Pourquoi une telle résonnance, en l'homme, de la suggestion du Mauvais, sinon parce que l'homme se sentait plus ou moins consciemment, plus ou moins explicitement fait pour devenir Dieu ? Et l'on voit alors que le péché réside dans le choix, pour atteindre ce but, d'une voie qui non seulement ne peut y conduire, mais supprime toute possibilité d'y atteindre en excluant l'unique vrai Dieu en Lequel seul l'homme pouvait s'accomplir. Le fruit défendu apparaît comme un moyen quasi magique qui permettrait à l'homme de se passer de Dieu et de se procurer, indépendamment de Lui et par ses propres forces, les privilèges convoités de la divinité.

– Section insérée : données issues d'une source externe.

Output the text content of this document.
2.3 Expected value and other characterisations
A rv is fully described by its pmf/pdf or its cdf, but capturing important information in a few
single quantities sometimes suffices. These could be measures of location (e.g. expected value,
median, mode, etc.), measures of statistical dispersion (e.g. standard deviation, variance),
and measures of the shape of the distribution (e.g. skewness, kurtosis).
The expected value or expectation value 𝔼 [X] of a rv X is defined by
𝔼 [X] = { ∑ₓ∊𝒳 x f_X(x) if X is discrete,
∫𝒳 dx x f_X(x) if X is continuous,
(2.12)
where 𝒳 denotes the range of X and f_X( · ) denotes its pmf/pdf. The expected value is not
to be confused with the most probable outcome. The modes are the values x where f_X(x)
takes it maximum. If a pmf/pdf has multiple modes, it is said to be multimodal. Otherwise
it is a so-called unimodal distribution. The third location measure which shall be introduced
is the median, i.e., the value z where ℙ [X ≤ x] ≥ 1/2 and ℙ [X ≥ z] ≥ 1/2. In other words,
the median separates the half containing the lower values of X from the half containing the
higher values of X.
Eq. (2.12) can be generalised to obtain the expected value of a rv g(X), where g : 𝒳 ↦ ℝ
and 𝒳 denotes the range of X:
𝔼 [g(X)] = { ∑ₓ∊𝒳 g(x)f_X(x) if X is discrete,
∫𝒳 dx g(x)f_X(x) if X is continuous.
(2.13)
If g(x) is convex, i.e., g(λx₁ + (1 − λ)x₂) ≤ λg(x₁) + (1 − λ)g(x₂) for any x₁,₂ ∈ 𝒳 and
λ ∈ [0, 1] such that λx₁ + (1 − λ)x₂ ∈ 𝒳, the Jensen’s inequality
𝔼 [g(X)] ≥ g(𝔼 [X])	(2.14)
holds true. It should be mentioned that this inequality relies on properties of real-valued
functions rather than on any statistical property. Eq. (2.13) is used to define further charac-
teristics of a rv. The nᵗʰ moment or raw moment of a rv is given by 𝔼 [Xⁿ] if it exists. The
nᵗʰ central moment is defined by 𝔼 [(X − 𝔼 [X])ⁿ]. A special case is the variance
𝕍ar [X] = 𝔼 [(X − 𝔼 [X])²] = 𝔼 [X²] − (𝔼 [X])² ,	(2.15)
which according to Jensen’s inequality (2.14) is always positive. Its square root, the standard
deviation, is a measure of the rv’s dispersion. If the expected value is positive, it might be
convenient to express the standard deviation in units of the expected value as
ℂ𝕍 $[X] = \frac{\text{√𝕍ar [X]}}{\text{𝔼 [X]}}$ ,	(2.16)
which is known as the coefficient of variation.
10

Il y a, dans ce désir de devenir par soi-même comme un dieu (cf. note ci-dessous) dans cette ambition, pourrait-on dire, "d'auto-divinisation" un orgueil, un égocentrisme, une suffisance, un élèvement qui provoquent plus que toute autre chose le dégoût de Dieu, selon le mot de Jésus en Lc 16,15, parce qu'il est finalement une "auto-idolâtrie". Mais il y a aussi, là, comme un geste de l'homme qui écarte Dieu de son chemin. Vouloir devenir dieu en dehors du dessein et du secours de Dieu, c'est vouloir prendre sa place, c'est vouloir, plus ou moins consciemment, Le supplanter ; et c'est se mettre dans une position de rivalité par rapport à Lui. La rivalité par rapport à Dieu est donc sous-jacente au péché de l'homme, elle est pour ainsi dire le climat psychologique favorable à son éclosion. Et c'est ce climat de rivalité que le serpent s'est efforcé de créer dans l'esprit de l'homme, précisément en dépeignant à ses yeux l'image d'un Dieu Lui-même rival de l'homme. Alors que Dieu s'était montré infiniment généreux envers l'homme, en l'établissant dans un jardin de délices, en faisant de lui le maître de sa création et comme son lieutenant en ce monde, en lui donnant, après tous les fruits de cette création une épouse qui serait son aide et sa joie, alors que Dieu Lui-même entretenait avec lui des rapports d'une exquise familiarité, le serpent insinue que la défense de manger du fruit de l'arbre qui est au milieu du jardin est un [33] stratagème mensonger par lequel Dieu ne cherche qu'à sauvergarder ses privilèges. Dieu revêt ainsi dans l'esprit de l'homme l'aspect d' un despote jaloux, mesquin, intéressé. L'homme commence à transposer en Dieu les sentiments dont il se laisse pénétrer, il fait Dieu à son image.
A suivre...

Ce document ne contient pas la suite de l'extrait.